The previous target had almost no road map for achieving the goal outside of increasing Japan's dependence on now-shuttered nuclear power, Tokyo said, calling its new blueprint "an aggressive diplomatic strategy on climate change".

Hatoyama had said the nation would slash its carbon emissions provided other major polluters such as China and the United States also made sharp reductions.

Japanese environment minister Nobuteru Ishihara is expected to announce the new target next week at a 12-day UN climate conference in Warsaw which kicked off on Monday.

"This is Japan's new international commitment,... which will be registered at the United Nations," a foreign ministry official said Friday.

He added that the target was "temporary" given Tokyo's desire to switch on idled nuclear reactors, an idea that has been met with strong public resistance.

The earthquake and tsunami of March 2011 sent reactors at the Fukushima nuclear plant into meltdown and generated widespread distrust of a technology previously relied on to provide around a third of Japan's electricity.

Prime Minister Shinzo Abe's business-friendly Liberal Democratic Party ousted the Democratic Party in December 2012 elections after pledging to review the emissions cut target in light of the post-Fukushima switch to fossil fuels.

The move has sent Japan's energy bills soaring and set down a new challenge for efforts to cut greenhouse-gas emissions.

New target could set off 'race to the bottom'

Conservation groups condemned the pullback on Japan's commitments, saying it could dent progress at the UN climate talks in Poland.

Tokyo's new target "is absolutely unacceptable as it makes light of its (2009) international pledge", Greenpeace said.

"It is possible to realise both an exit from nuclear power and a reduction in greenhouse gas emissions.

"The government has establish a clear target and roadmap to prompt the introduction of natural energy and spreading of energy-efficiency technology," it added.

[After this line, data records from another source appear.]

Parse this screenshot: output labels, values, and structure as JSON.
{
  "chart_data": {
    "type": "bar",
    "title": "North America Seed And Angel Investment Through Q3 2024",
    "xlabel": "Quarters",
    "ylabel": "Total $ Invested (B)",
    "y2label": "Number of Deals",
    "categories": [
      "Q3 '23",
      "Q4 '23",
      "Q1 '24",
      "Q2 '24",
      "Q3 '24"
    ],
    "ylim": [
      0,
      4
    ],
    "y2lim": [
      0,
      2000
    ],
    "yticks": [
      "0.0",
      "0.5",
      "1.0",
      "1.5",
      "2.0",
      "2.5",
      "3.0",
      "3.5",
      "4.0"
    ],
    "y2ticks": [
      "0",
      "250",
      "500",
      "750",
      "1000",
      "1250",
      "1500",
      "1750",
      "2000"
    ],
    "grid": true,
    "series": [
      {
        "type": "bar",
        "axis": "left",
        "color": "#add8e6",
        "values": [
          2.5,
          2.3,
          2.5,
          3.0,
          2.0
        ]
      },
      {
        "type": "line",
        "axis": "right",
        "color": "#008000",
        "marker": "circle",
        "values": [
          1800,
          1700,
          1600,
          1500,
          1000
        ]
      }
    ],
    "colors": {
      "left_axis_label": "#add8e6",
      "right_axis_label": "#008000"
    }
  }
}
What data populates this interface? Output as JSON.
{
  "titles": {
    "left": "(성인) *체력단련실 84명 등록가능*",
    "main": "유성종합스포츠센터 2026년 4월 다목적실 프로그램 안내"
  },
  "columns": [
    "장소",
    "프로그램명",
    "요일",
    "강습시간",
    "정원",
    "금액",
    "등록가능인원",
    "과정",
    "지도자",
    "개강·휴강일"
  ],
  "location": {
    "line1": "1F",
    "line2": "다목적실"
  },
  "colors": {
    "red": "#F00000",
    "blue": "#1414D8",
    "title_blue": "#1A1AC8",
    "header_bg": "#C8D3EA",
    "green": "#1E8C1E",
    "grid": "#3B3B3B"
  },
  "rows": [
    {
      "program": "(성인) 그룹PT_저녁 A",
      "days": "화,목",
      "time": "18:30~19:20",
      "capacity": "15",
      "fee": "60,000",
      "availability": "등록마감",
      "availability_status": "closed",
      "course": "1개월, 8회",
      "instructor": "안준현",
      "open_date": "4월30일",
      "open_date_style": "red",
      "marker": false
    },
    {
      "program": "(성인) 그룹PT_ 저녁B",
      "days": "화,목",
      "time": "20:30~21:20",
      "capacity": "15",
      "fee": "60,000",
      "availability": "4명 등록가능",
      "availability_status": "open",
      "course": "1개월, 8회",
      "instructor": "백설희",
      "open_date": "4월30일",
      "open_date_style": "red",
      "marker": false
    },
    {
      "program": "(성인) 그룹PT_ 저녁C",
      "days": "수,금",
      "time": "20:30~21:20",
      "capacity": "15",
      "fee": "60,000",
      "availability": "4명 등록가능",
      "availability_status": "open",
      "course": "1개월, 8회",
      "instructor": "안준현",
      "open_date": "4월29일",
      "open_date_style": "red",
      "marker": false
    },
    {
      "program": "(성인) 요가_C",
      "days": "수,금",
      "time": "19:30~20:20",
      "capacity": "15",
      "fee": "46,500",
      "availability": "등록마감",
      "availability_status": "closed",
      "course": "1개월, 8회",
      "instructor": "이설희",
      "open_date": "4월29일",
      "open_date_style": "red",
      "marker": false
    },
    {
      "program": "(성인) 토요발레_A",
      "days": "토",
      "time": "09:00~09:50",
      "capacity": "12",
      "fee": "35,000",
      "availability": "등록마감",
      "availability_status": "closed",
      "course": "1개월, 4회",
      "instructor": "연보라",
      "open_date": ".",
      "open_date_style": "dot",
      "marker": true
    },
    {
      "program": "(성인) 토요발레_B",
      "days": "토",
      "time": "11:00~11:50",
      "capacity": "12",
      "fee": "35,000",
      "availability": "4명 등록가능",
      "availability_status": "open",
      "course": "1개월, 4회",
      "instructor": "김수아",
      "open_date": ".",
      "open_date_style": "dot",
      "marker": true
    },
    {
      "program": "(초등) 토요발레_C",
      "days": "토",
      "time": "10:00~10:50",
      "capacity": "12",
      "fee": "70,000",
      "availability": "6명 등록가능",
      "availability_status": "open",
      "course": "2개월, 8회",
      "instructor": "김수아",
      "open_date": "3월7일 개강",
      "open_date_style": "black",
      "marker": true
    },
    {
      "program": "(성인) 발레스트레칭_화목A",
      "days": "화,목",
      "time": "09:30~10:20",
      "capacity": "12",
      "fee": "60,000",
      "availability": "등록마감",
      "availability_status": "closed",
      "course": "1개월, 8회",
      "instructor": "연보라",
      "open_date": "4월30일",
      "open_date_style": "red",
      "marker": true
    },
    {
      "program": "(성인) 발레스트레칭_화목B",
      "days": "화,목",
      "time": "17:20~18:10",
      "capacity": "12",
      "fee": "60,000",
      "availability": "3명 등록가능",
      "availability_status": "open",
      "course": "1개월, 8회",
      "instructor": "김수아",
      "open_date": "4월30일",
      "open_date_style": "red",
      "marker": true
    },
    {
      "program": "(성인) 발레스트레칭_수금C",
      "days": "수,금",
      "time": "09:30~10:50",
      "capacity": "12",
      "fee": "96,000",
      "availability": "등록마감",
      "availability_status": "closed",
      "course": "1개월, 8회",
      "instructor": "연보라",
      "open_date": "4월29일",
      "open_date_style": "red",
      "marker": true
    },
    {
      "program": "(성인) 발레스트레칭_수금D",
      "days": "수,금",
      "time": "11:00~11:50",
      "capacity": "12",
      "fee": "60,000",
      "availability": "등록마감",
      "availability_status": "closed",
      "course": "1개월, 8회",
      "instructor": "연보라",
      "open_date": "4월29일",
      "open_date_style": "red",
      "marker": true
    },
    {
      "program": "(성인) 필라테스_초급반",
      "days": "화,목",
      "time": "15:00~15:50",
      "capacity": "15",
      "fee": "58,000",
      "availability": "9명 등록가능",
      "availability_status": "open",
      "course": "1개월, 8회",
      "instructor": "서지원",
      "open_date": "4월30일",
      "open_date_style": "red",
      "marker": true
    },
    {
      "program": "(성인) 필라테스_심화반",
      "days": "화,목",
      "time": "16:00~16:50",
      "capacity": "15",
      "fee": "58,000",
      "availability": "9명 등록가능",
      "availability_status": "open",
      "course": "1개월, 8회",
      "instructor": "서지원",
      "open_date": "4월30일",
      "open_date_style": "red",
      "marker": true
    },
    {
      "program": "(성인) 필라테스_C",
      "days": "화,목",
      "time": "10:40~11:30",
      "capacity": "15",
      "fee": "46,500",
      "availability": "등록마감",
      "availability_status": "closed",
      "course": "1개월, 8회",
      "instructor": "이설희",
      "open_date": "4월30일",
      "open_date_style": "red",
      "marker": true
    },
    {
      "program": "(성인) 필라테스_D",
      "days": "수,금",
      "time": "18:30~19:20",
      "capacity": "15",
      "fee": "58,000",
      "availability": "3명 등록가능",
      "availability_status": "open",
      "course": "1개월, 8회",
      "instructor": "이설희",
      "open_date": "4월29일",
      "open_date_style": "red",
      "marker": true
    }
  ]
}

Environmental group WWF said the move "could have a devastating impact on the tone of discussions... in Warsaw".

"It could further accelerate the race to the bottom among other developed countries when the world needs decisive and immediate actions to 'raise' ambition, not to 'lower' ambition."

Abe's administration has announced plans for big investments in so-called green energy, such as wind and solar power, to help make up the power gap left by its zero-nuclear status.

But such technology currently makes up a tiny part of Japan's energy mix.

Separately, the foreign ministry confirmed that Tokyo would pledge about one-third of the expected US$35 billion in aid that developing nations were expected to ask for to battle climate change over the next few years.

The climate talks in Warsaw are aimed at setting a timetable and agreeing steps towards a global and binding agreement on climate change to be signed in Paris in 2015 and enter into force in 2020.

That pact would for the first time bind all the world's nations - including China and the United States, the number one and number two nations in size of emissions - to measurable targets for curbing greenhouse gas emissions blamed for global warming.